At E3 in Los Angeles last week Hazelight founder Josef Fares explained to Engadget that he was literally putting his body and soul (or at least, the windows to it) into the studio's upcoming co-op buddy convict game A Way Out.
It's notably rare to see a game developer (indie or otherwise) don the mo-cap suit themselves to portray a leading character in their work, as Fares claims to be doing with A Way Out co-protagonist Leo -- though the character's face and features are actually based on Fares' older brother.
Fares also put a bit of himself into his conversation with Engadget, as the one-time film director turned game developer spoke passionately about how A Way Out is being developed from a place of passion ("all decisions that are made on A Way Out are based on the heart") and how he feels game developers' creativity is being drained by the limitations of game consoles.
"You want the honest truth?

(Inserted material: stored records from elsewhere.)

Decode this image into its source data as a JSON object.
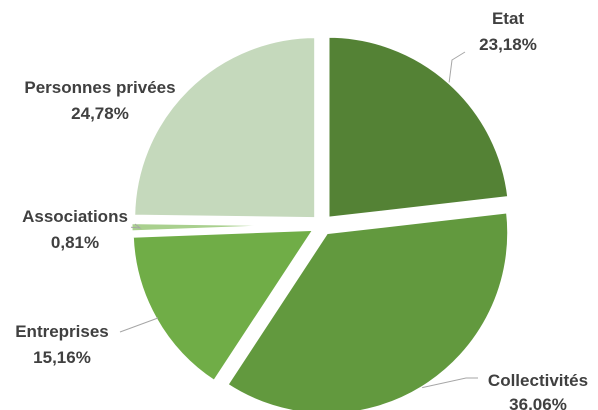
{
  "chart_data": {
    "type": "pie",
    "slices": [
      {
        "label": "Etat",
        "value": 23.18,
        "value_label": "23,18%",
        "color": "#548235"
      },
      {
        "label": "Collectivités",
        "value": 36.06,
        "value_label": "36,06%",
        "color": "#62993e"
      },
      {
        "label": "Entreprises",
        "value": 15.16,
        "value_label": "15,16%",
        "color": "#70ad47"
      },
      {
        "label": "Associations",
        "value": 0.81,
        "value_label": "0,81%",
        "color": "#a9d08e"
      },
      {
        "label": "Personnes privées",
        "value": 24.78,
        "value_label": "24,78%",
        "color": "#c5d9bc"
      }
    ],
    "legend": "none",
    "start": "top",
    "direction": "clockwise",
    "exploded": true
  }
}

This machine is not so strong as you think," Fares reportedly said while gesturing at a nearby PlayStation 4 console. "This is like a five-year-old PC. If consoles were as powerful as PCs are today, you would see all different games. Most of the work developers put out there is to make them work on consoles."
It's a somewhat new spin on something Fares has been saying in interviews for some time: that games have a great deal of untapped potential when it comes to new mechanics, new systems, and new ways of telling stories.
"Right now, and I'm exaggerating here, we're playing pretty much the same kinds of games. Even the next-gen games, they look very pretty, but under the hood it's the same mechanics and the same games with a few fresh ideas," Fares told Gamasutra back in 2015. "That's the thing I think is going to change most, and that's the thing I'm looking forward to in the future -- how to tell stories in new ways. I truly believe telling a story in an interactive medium is so powerful, and I think it can be more powerful than movies."